Brooke George, from Gravesend, Kent, has been charged over the stabbing of a man she was in a relationship with after they met online, advocacy group Detained in Dubai said.
The group said she claimed she grabbed a knife in self defence during a violent attack by her partner in the UAE. The organisation called for her to be released on bail and for the case to be dealt with as domestic violence.
The Foreign Commonwealth and Development Office said it was supporting a British woman detained in the UAE and her family.
Former John Lewis worker George was arrested in the early hours of June 22 and charged with premeditated murder. She faces execution under UAE laws if convicted.
While being held at Bur Dubai Police Station, she has alleged being forced to strip naked in front of male officers, without a female officer present, which she said was “deeply humiliating and distressing,” Detained in Dubai said.

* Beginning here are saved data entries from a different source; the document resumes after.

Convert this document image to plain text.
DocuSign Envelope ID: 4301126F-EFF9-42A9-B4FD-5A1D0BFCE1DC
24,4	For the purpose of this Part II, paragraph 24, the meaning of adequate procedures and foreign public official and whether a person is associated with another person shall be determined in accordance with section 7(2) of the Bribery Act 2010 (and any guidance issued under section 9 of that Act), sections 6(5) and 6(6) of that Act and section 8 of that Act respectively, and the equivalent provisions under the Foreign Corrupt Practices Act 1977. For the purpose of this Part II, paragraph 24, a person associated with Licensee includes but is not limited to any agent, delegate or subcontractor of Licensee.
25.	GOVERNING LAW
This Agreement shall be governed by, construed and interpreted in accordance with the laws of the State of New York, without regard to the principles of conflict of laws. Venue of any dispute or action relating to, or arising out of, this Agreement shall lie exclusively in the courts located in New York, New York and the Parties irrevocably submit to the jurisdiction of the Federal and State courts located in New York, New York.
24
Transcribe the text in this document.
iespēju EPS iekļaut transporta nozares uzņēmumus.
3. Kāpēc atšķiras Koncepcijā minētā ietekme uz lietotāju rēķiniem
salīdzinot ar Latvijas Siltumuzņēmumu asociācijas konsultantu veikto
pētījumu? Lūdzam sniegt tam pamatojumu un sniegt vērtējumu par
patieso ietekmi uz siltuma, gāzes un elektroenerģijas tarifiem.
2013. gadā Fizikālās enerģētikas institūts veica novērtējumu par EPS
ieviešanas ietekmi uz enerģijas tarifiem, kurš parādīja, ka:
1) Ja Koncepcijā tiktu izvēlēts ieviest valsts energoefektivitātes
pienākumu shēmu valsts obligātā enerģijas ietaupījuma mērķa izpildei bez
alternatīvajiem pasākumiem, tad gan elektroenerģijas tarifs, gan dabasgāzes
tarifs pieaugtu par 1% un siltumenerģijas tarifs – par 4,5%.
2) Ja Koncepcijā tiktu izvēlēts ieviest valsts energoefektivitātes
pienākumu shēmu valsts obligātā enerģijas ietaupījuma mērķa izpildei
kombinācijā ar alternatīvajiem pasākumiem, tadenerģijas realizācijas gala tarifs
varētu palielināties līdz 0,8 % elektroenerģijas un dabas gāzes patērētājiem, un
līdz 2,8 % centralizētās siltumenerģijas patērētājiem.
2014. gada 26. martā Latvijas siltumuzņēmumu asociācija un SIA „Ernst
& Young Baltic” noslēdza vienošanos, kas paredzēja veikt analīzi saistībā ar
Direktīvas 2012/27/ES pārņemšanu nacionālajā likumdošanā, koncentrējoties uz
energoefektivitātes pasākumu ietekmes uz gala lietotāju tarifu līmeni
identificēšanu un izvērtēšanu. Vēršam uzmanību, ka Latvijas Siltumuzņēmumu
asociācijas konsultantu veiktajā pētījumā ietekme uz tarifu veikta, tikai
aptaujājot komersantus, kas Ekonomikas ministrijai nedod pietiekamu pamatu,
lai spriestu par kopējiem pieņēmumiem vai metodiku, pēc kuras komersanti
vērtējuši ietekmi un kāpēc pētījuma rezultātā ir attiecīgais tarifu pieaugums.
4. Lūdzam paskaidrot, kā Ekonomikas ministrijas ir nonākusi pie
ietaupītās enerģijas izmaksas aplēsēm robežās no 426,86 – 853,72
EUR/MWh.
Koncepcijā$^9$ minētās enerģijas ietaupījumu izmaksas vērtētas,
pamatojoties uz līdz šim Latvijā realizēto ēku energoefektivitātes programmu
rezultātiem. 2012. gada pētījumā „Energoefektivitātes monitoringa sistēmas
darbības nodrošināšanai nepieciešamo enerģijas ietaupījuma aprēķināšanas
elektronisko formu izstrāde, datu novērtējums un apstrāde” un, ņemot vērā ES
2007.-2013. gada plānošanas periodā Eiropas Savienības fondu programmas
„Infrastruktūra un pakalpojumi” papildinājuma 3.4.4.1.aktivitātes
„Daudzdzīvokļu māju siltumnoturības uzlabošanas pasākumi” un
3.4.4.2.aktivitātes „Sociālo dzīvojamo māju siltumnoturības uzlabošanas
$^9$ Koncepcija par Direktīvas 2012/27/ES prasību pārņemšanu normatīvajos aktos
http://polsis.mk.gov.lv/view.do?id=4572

On her first visit to Dubai, George had described it as “the time of my life.” But, according to Radha Stirling, chief executive of Detained in Dubai, the relationship became abusive on their second trip to the Gulf city.
Stirling said George claimed her partner became “increasingly controlling and abusive” and she was trying to leave Dubai after he allegedly punched her, withheld her passport and then attacked her again at their apartment. She claimed she “feared for her life and, reaching for a kitchen knife within her grasp, acted in self defence,” Stirling added.
In a statement, her mother, Thereza George, said: “After Brooke returned to Dubai for the second time, the dynamic between them had clearly changed. The day before the incident, she did not seem like herself. She was quieter and not her usual happy, cheerful self, but she did not tell me why.”
“That evening they went to a bar in Dubai. When I spoke to Brooke right after the incident, she was absolutely terrified. I have never seen my daughter so frightened in my life. She was crying uncontrollably. I could see that one of her eyes was badly swollen and was beginning to close.”
She added she was “deeply concerned” for her daughter’s welfare. “The daughter I spoke to that night was utterly terrified. I firmly believe she was desperately trying to get home and away from whatever had happened to her.”
Detained in Dubai said George had not been given access to her embassy and had to make statements without a lawyer present. The case “raises serious concerns about violence against women, the right to self-defence, due process and the treatment of British nationals detained overseas,” Stirling said.
“We are calling for Brooke to be released on bail pending the outcome of the investigation. The UAE has a well-documented history of criminalising and revictimising women who report violence,” she added.